Möglicherweise lässt sich diese Frage am besten beantworten, indem man einen vergleichenden Blick auf das EKD-Zentrum «Mission in der Region» wirft. Dieses ist Teil des EKD-Reformprozesses, an den Standorten Dortmund, Stuttgart und Greifswald angesiedelt und soll eng mit dem Institut zur Erforschung von Evangelisation und Gemeindeentwicklung (IEEG) der Universität Greifswald kooperieren. Im ersten digitalen Newsletter dieses Zentrums heisst es unter anderem: Die Arbeit des Zentrums «soll möglichst effektiv unterstützen und begleiten, was einen missionarischen Aufbruch in Regionen, Gemeinden und Landeskirchen fördert»16. Konkret nimmt man sich u. a. vor: Theologische und sozialwissenschaftliche |25| Arbeit «zur Entwicklung einer missionarischen Ekklesiologie für die Region in der EKD» und etwa die Aufstellung eines exemplarischen Tableaus von zehn bis fünfzehn Modellregionen für missionarische Initiativen. Dazu kommt die Aufgabe, «Förderer und Bremser des Mentalitätswandels in einer aufbrechenden Kirche [zu] identifizieren»,17 damit die Gemeinden dem «Nazaretheffekt»18 entgehen, also nicht die Erfahrung Nazareths zu wiederholen, «ohne Neugier» auskommen zu wollen und damit die Wunder des eigenen Propheten Jesu zu verpassen – sprich: vorbildliche Gemeindeerfahrungen einfach zu übersehen. Dazu werden dann im weiteren Verlauf des Newsletters z. B. «Tugenden eines Veränderungsprozesses» benannt, wie «Handeln Sie mehr in Kooperation und weniger in Konkurrenzen»,19 «Bleiben Sie offen dafür, dass Gott was anderes will als Sie».20

Das Problem eines solchen Zentrums muss nun nicht unbedingt eine bestimmte problematische Theologie sein. Was es aber, mindestens aus Sicht des Zürcher kirchentheoretischen Selbstverständnisses, dort kritisch zu bedenken gibt, ist der unübersehbare implizite und explizite Steuerungsanspruch und ein kybernetisches Leitbild, bei dem der «Gemeindeaufbau zum Anfang und Zenit der theologischen Praxis»21 erklärt wird – wie wenn durch einen Magneten einzelne Eisenspäne monolinear ausgerichtet werden sollen. Eine solche eindeutige Orientierungsinstanz mitsamt gewissen Tendenzen zu einer «Kultivierung von Unzufriedenheit»22 und den entsprechenden «handlungs- und strukturbezogenen absoluta»23 mit eindeutigen Entwicklungszielen schwebt jedenfalls den Zürcher Initianten nicht vor. Schon gar nicht soll es darum gehen, «missionarische Blaupausen zu entwickeln, die in möglichst unterschiedlichen Regionen Deutschlands eingesetzt werden können».24

Von welchem kybernetischen Paradigma soll dann aber für die schweizerischen Verhältnisse ausgegangen werden? Und wo steht das hiesige Zentrum in der weiteren deutschsprachigen kirchentheoretischen Landschaft?

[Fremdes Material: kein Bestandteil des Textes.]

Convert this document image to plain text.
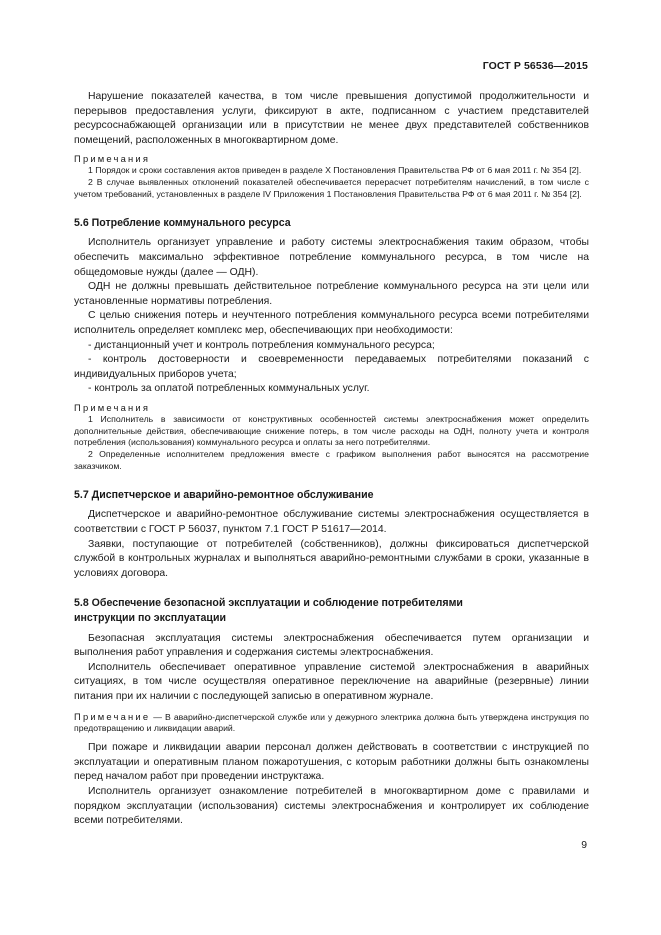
ГОСТ Р 56536—2015

Нарушение показателей качества, в том числе превышения допустимой продолжительности и перерывов предоставления услуги, фиксируют в акте, подписанном с участием представителей ресурсоснабжающей организации или в присутствии не менее двух представителей собственников помещений, расположенных в многоквартирном доме.

Примечания

1 Порядок и сроки составления актов приведен в разделе X Постановления Правительства РФ от 6 мая 2011 г. № 354 [2].

2 В случае выявленных отклонений показателей обеспечивается перерасчет потребителям начислений, в том числе с учетом требований, установленных в разделе IV Приложения 1 Постановления Правительства РФ от 6 мая 2011 г. № 354 [2].

5.6 Потребление коммунального ресурса

Исполнитель организует управление и работу системы электроснабжения таким образом, чтобы обеспечить максимально эффективное потребление коммунального ресурса, в том числе на общедомовые нужды (далее — ОДН).

ОДН не должны превышать действительное потребление коммунального ресурса на эти цели или установленные нормативы потребления.

С целью снижения потерь и неучтенного потребления коммунального ресурса всеми потребителями исполнитель определяет комплекс мер, обеспечивающих при необходимости:

- дистанционный учет и контроль потребления коммунального ресурса;

- контроль достоверности и своевременности передаваемых потребителями показаний с индивидуальных приборов учета;

- контроль за оплатой потребленных коммунальных услуг.

Примечания

1 Исполнитель в зависимости от конструктивных особенностей системы электроснабжения может определить дополнительные действия, обеспечивающие снижение потерь, в том числе расходы на ОДН, полноту учета и контроля потребления (использования) коммунального ресурса и оплаты за него потребителями.

2 Определенные исполнителем предложения вместе с графиком выполнения работ выносятся на рассмотрение заказчиком.

5.7 Диспетчерское и аварийно-ремонтное обслуживание

Диспетчерское и аварийно-ремонтное обслуживание системы электроснабжения осуществляется в соответствии с ГОСТ Р 56037, пунктом 7.1 ГОСТ Р 51617—2014.

Заявки, поступающие от потребителей (собственников), должны фиксироваться диспетчерской службой в контрольных журналах и выполняться аварийно-ремонтными службами в сроки, указанные в условиях договора.

5.8 Обеспечение безопасной эксплуатации и соблюдение потребителями инструкции по эксплуатации

Безопасная эксплуатация системы электроснабжения обеспечивается путем организации и выполнения работ управления и содержания системы электроснабжения.

Исполнитель обеспечивает оперативное управление системой электроснабжения в аварийных ситуациях, в том числе осуществляя оперативное переключение на аварийные (резервные) линии питания при их наличии с последующей записью в оперативном журнале.

Примечание — В аварийно-диспетчерской службе или у дежурного электрика должна быть утверждена инструкция по предотвращению и ликвидации аварий.

При пожаре и ликвидации аварии персонал должен действовать в соответствии с инструкцией по эксплуатации и оперативным планом пожаротушения, с которым работники должны быть ознакомлены перед началом работ при проведении инструктажа.

Исполнитель организует ознакомление потребителей в многоквартирном доме с правилами и порядком эксплуатации (использования) системы электроснабжения и контролирует их соблюдение всеми потребителями.

9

Wie schon oben angedeutet, geschieht die kirchentheoretische Arbeit nicht voraussetzungslos, sondern erfolgt auf dem konkreten Boden der reformierten Tradition und vor dem Hintergrund der aktuellen religiösen und kirchlichen |26| Situation und Entwicklungen in der Schweiz. Prinzipiell kann allerdings davon ausgegangen werden, dass sich die Grundherausforderungen gegenwärtiger Kirchenreformen in Deutschland und der Schweiz grundsätzlich nicht wesentlich unterschiedlich darstellen25. Zudem ist zu erwähnen, dass zwar die faktischen und rechtlichen Gegebenheiten der protestantischen Kirchen in der Schweiz mehrheitlich reformiert geprägt sind, andererseits natürlich sowohl unter den Pfarrerinnen und Pfarrern wie unter den Gemeindegliedern auch mit lutherischen Denktraditionen und einem entsprechenden theologisch-ekklesiologischen Selbstverständnis zu rechnen ist.

Eine Kernaufgabe des Zentrums kann darin gesehen werden, den Sinn für ein Verständnis protestantischer Freiheit zu schärfen, wonach diese nicht als eine Freiheit von Verbindlichkeit und Verpflichtung, sondern als eine Freiheit zur Partizipation an der Zukunft von Volkskirche und ihren Einzelgemeinden verstanden wird.

Grundsätzlich ist jedenfalls kybernetisch davon auszugehen, dass sich die Kirche und Gemeinden bzw. das Priestertum aller Getauften nur in einem sehr begrenzten Umfang überhaupt zentralinstanzlich komplett regieren oder gar neu umsteuern lassen. Somit sollten die Steuerungsmöglichkeiten nicht überschätzt werden. Kirchenentwicklung ist in gewissem Sinn steuerbar, zugleich aber auch der Sache nach organisatorisch wie theologisch und kybernetisch gleichermassen eben nur in bestimmte Grenzen planbar, um nicht zu sagen, unorganisierbar26 und unverfügbar.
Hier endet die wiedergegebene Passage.